Conclusion: In this pre-post study, we found that pharmacist intervention can significantly increase inpatient HFrEF GDMT prescribing, especially by increasing the prescribing of MRAs and SGLT-2 inhibitors. 30-day readmission rates also trended down in the intervention group, though not significantly. Key limitations in this study included physician turnover and hesitancy to change HFrEF regimens when an acute heart failure exacerbation was not the patient’s primary problem. Overall, this study showed that pharmacists play a key role in helping improve inpatient HFreF GDMT prescribing.  

Title: Prothrombin complex concentrate in obese patients with factor Xa inhibitor-associated bleeding


Authors: Lam Ho, Alyssa Osmonson, John Michael Herndon, Jessica Starr


Objective: To evaluate the effectiveness of weight-based versus fixed-dose 4F-PCC for the reversal of factor Xa inhibitor-associated bleeding in obese patients 


Self-Assessment Question: Based on the result of this study, patient receiving weight-based regimen developed more thrombotic event?


Background: Many studies have demonstrated the effectiveness of 4F-PCC in reversing anticoagulation and managing bleeding associated with factor Xa inhibitors; however, there is a lack of data to guide optimal dosing in obese patients. Specifically, the role of fixed-dosing in this population requires further exploration. 

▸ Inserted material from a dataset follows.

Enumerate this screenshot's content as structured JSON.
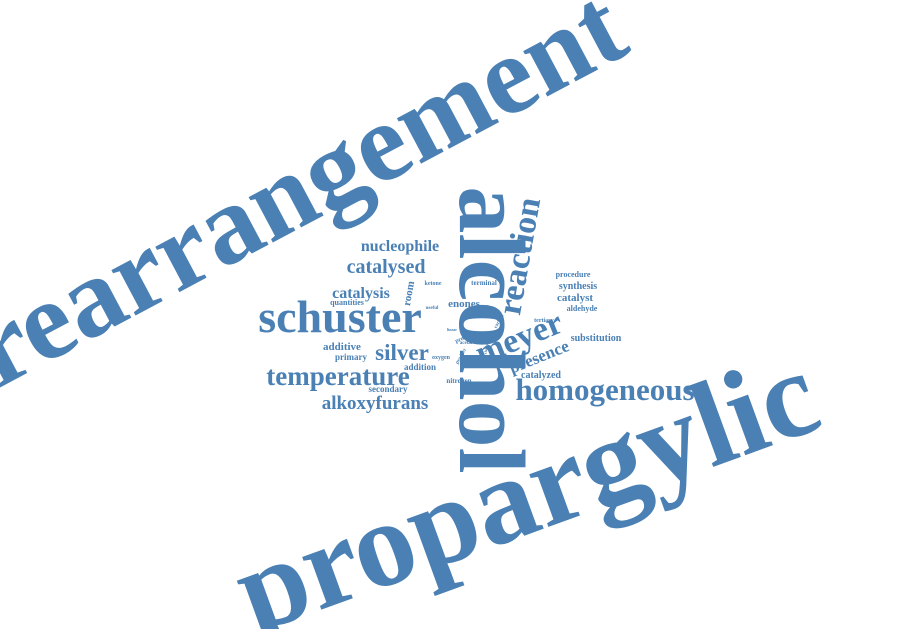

Methods: This a multicenter, retrospective cohort study conducted from January 2016 through April 2024. Electronic medical records of obese patients (BMI ≥30 kg/m²) receiving apixaban, rivaroxaban, or edoxaban who were treated with 4F-PCC were reviewed.  Patients were included if they were ≥18 years of age and had major bleeding associated with factor Xa inhibitors.  Major bleeding was defined as intracranial or critical-site hemorrhages, hemodynamic instability (SBP <90 mmHg, SBP drop >40 mmHg, HR >100 bpm), hemoglobin decrease >2 g/dL, or need for ≥2 PRBC units. Exclusion criteria included pregnant patients, and those transferred to an outside health system. The primary outcome is all-cause mortality. Secondary outcomes include hematoma expansion (≥6 mL or ≥33% increase), thromboembolic events, the need for a second 4F-PCC dose, and 48-hour transfusion requirements.


Results: Seventy-seven patients were included in the study. Mortality rates were 25% (n=12) in the fixed-dose group and 44.8% (n=13) in the weight-based group (p=0.0718). No thrombotic events were observed in either group. Two patients in the weight-based group required a second dose (p=0.0653). Transfusion within 48 hours was needed in 22.9% (n=11) of patients in the fixed-dose group and 20.1% (n=6) in the weight-based group (p=0.8194). Hematoma expansion occurred in one patient receiving weight-based dosing (p=0.5464).


Conclusions: This study found no difference in mortality between fixed-dose and weight-based dosing regimens. No thrombotic events were observed in either group. Larger studies are needed to evaluate the safety and efficacy of fixed-dose versus weight-based 4F-PCC for factor Xa inhibitors-associated bleeding in obese patients.